The scale of this problem tends to surprise people. Vitamin B12 deficiency is common and occurs worldwide. In the US and UK, around six percent of the general population have the deficiency; in those over the age of sixty, around twenty percent are deficient.
Vitamin B12 deficiency with the classic hematologic and neurologic signs and symptoms is uncommon. However, low or marginal vitamin B12 status without these symptoms is much more common, at up to forty percent in Western populations, especially in those with low intakes of vitamin B12-rich foods.

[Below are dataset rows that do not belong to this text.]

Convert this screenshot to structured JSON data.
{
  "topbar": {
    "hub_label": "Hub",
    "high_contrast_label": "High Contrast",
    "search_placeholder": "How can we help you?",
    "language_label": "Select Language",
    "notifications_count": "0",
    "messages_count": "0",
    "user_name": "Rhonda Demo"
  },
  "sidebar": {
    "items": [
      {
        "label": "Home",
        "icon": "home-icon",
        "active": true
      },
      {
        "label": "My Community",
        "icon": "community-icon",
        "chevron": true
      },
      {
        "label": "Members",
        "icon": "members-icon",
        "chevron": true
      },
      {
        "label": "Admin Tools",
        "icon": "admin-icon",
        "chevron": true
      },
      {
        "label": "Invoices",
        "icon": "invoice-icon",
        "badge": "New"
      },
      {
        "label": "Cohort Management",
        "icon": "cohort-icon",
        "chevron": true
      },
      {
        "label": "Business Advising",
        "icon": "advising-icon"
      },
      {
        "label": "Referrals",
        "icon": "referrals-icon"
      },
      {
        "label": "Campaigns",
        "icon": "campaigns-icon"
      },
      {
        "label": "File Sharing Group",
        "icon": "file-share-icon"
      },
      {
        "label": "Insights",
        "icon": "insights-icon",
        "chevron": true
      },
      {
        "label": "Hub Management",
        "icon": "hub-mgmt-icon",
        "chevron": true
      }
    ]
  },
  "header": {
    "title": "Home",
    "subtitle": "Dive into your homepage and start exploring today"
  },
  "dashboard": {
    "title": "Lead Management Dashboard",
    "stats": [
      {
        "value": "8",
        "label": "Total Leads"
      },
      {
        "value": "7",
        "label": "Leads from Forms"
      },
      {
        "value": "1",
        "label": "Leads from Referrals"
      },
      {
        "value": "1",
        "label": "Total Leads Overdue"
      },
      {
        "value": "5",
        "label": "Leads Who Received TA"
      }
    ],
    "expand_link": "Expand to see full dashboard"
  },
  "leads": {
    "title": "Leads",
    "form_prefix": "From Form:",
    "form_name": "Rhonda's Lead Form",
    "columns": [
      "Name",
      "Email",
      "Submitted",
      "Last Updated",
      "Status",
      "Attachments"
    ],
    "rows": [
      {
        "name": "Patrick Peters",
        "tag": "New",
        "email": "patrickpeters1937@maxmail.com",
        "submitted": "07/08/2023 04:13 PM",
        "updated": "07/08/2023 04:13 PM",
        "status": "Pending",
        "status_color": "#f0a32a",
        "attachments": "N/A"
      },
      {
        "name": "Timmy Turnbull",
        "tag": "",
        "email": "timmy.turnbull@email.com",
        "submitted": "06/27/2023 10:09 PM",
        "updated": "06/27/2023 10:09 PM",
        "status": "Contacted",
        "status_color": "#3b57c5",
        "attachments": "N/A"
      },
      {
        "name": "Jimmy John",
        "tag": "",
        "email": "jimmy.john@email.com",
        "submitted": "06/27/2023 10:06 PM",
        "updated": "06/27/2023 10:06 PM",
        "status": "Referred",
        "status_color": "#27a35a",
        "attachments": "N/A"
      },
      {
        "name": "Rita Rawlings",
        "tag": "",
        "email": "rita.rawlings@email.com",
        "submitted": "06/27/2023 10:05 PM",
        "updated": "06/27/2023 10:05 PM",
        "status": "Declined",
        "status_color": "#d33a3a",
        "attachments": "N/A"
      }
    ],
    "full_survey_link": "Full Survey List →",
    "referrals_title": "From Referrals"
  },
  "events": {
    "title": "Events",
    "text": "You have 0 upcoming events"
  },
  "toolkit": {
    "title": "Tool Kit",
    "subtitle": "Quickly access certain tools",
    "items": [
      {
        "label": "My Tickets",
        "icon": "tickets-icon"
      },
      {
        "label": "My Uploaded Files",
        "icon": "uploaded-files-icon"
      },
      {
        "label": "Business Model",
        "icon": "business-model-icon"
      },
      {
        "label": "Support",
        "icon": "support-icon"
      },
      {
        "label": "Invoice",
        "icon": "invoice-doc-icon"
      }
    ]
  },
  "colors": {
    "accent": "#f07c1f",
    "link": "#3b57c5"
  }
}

Global analyses from Europe, North America, and Asia report similar population-level patterns, where prevalence ranges from five to twenty percent depending on age, diet, and socioeconomic status. In short, this is not a rare edge case. It’s a widespread, frequently missed nutritional condition.
What B12 Actually Does in the Brain

Vitamin B12 serves as a cofactor for two critical enzymatic processes: methionine synthase, which facilitates the conversion of homocysteine to methionine – a reaction integral to DNA synthesis and epigenetic regulation – and methylmalonyl-CoA mutase, which catalyzes a key step in mitochondrial energy metabolism.
These biochemical roles underpin its necessity for neuronal integrity, myelination, and neurotransmitter synthesis, rendering vitamin B12 deficiency a potent disruptor of neurological homeostasis.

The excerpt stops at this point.